Com quatro pisos, cada um com uma proposta diferente de programação, um palco maior do que aquele que estava montado na sala de espectáculos da rua cor-de-rosa, uma agenda que vai além da música ou um restaurante com Bernardo Agrela ao leme, a Casa Capitão é um projecto muito ambicioso. Mas vamos por partes.
Como chegámos até aqui?
O Musicbox foi um club no Cais do Sodré fundado em 2006 por Gonçalo Riscado e Alexandre Cortez, dos Rádio Macau. Serviu de ponto de encontro para várias gerações de adeptos de música alternativa em Lisboa e deu palco a todo o tipo de bandas portuguesas (desde projectos emergentes a nomes consolidados) e a artistas internacionais, assim como a uma proposta de clubbing mais arrojada.
O espaço era gerido pela CTL, que durante a pandemia, devido às restrições de saúde pública, criou um novo projecto: a Casa do Capitão. Em formato pop-up, este local, situado na Rua do Grilo 119, no Beato – nas “costas” do então Hub Criativo do Beato (hoje Beato Innovation District) –, permitiu manter uma programação regular enquanto grande parte do mundo se encontrava em confinamento. O afrouxamento das limitações e a reabertura do Musicbox acabariam por ditar, como previsto, o seu fim. No entanto, o leque de possibilidades que a Casa Capitão permitia nunca abandonou o pensamento de Gonçalo.

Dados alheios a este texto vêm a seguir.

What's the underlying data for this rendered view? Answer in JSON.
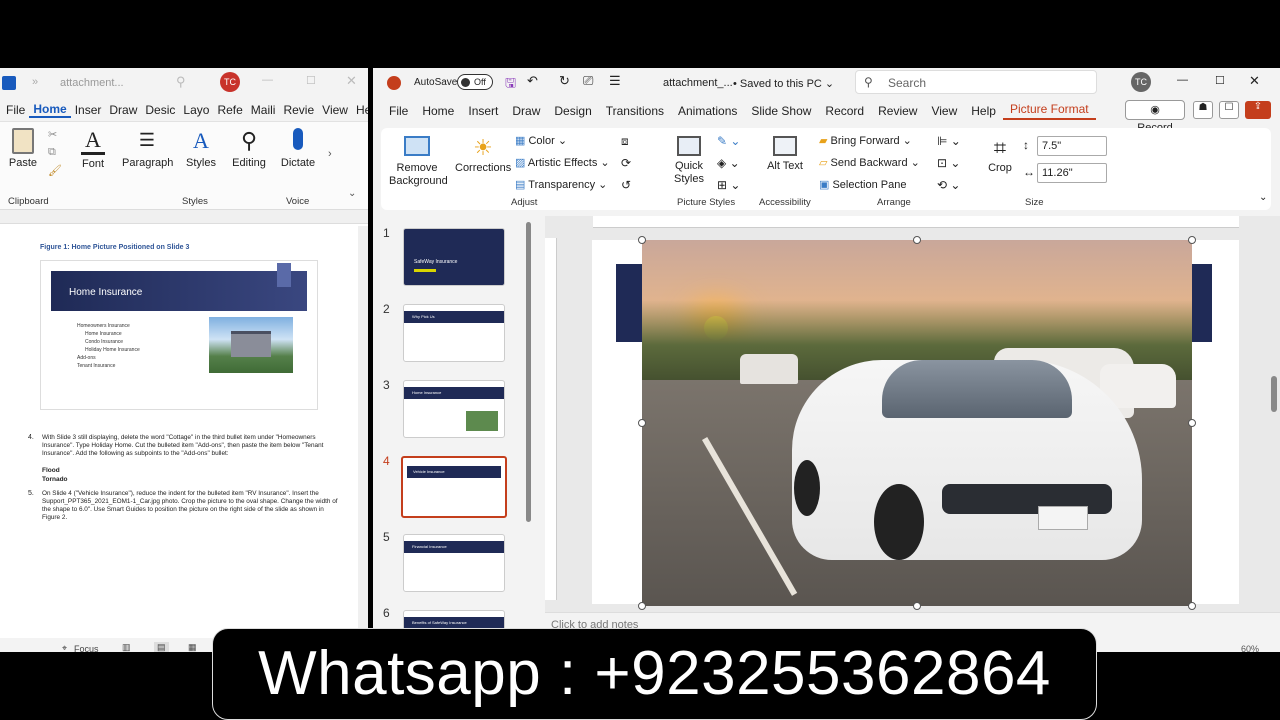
{
  "word": {
    "title": "attachment...",
    "avatar": "TC",
    "tabs": [
      "File",
      "Home",
      "Inser",
      "Draw",
      "Desic",
      "Layo",
      "Refe",
      "Maili",
      "Revie",
      "View",
      "Help"
    ],
    "ribbon": {
      "paste": "Paste",
      "font": "Font",
      "paragraph": "Paragraph",
      "styles": "Styles",
      "editing": "Editing",
      "dictate": "Dictate",
      "group_clipboard": "Clipboard",
      "group_styles": "Styles",
      "group_voice": "Voice"
    },
    "figure_caption": "Figure 1: Home Picture Positioned on Slide 3",
    "slide_title": "Home Insurance",
    "bullets": [
      "Homeowners Insurance",
      "Home Insurance",
      "Condo Insurance",
      "Holiday Home Insurance",
      "Add-ons",
      "Tenant Insurance"
    ],
    "step4_num": "4.",
    "step4": "With Slide 3 still displaying, delete the word \"Cottage\" in the third bullet item under \"Homeowners Insurance\". Type Holiday Home. Cut the bulleted item \"Add-ons\", then paste the item below \"Tenant Insurance\". Add the following as subpoints to the \"Add-ons\" bullet:",
    "step4_sub1": "Flood",
    "step4_sub2": "Tornado",
    "step5_num": "5.",
    "step5": "On Slide 4 (\"Vehicle Insurance\"), reduce the indent for the bulleted item \"RV Insurance\". Insert the Support_PPT365_2021_EOM1-1_Car.jpg photo. Crop the picture to the oval shape. Change the width of the shape to 6.0\". Use Smart Guides to position the picture on the right side of the slide as shown in Figure 2.",
    "status_focus": "Focus"
  },
  "ppt": {
    "autosave": "AutoSave",
    "autosave_state": "Off",
    "title": "attachment_...",
    "saved": "Saved to this PC",
    "search_placeholder": "Search",
    "avatar": "TC",
    "tabs": [
      "File",
      "Home",
      "Insert",
      "Draw",
      "Design",
      "Transitions",
      "Animations",
      "Slide Show",
      "Record",
      "Review",
      "View",
      "Help",
      "Picture Format"
    ],
    "record_button": "Record",
    "ribbon": {
      "remove_background": "Remove Background",
      "corrections": "Corrections",
      "color": "Color",
      "artistic_effects": "Artistic Effects",
      "transparency": "Transparency",
      "quick_styles": "Quick Styles",
      "alt_text": "Alt Text",
      "bring_forward": "Bring Forward",
      "send_backward": "Send Backward",
      "selection_pane": "Selection Pane",
      "crop": "Crop",
      "height": "7.5\"",
      "width": "11.26\"",
      "group_adjust": "Adjust",
      "group_picture_styles": "Picture Styles",
      "group_accessibility": "Accessibility",
      "group_arrange": "Arrange",
      "group_size": "Size"
    },
    "slide_numbers": [
      "1",
      "2",
      "3",
      "4",
      "5",
      "6"
    ],
    "thumb_titles": [
      "SafeWay Insurance",
      "Why Pick Us",
      "Home Insurance",
      "Vehicle Insurance",
      "Financial Insurance",
      "Benefits of SafeWay Insurance"
    ],
    "notes_placeholder": "Click to add notes",
    "zoom": "60%"
  },
  "overlay": {
    "contact": "Whatsapp : +923255362864"
  }
}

“A ideia da Casa Capitão está a marinar há nove anos na cabeça. É um desejo antigo”, diz-nos o seu fundador. “Queríamos ter este espaço de contacto com o público em permanência. Um espaço que não é só para convívio, mas para debate crítico com os teus amigos, com as pessoas que vais conhecendo. Em que a programação cultural tem permanência e que pudesse ir a várias áreas artísticas e diferentes idades. O Musicbox é incrível, mas é limitado em termos de horários e de áreas de intervenção. Por isso é que estamos a trabalhar há bastante tempo neste local e, finalmente, vai aparecer”, confessa.
O que esperar da Casa Capitão?
A nova Casa Capitão é diferente do Musicbox, mas também da própria Casa Capitão que conhecemos há uns anos. Agora, são quatro os espaços que vão receber programação: o rés-do-chão, o primeiro andar, o sótão e a cave.
O rés-do-chão vai acolher a principal sala de espectáculos. “É maior do que o Musicbox”, afiança Gonçalo. No dia da visita, que aconteceu a 9 de Setembro (dez dias antes da inauguração), equipados com chapéus de segurança, conseguimos comprovar isso mesmo. “Vai dar para 400 pessoas e tem um palco maior que pode subir e descer, portanto, podemos ter a sala com o palco ao nível do chão, o que aumenta a lotação para a programação de clubbing”, descreve. Esta distinção entre a programação de concertos e de sets de música electrónica é algo que já existia no Musicbox – no Beato, esta última surge com o nome “Baile”.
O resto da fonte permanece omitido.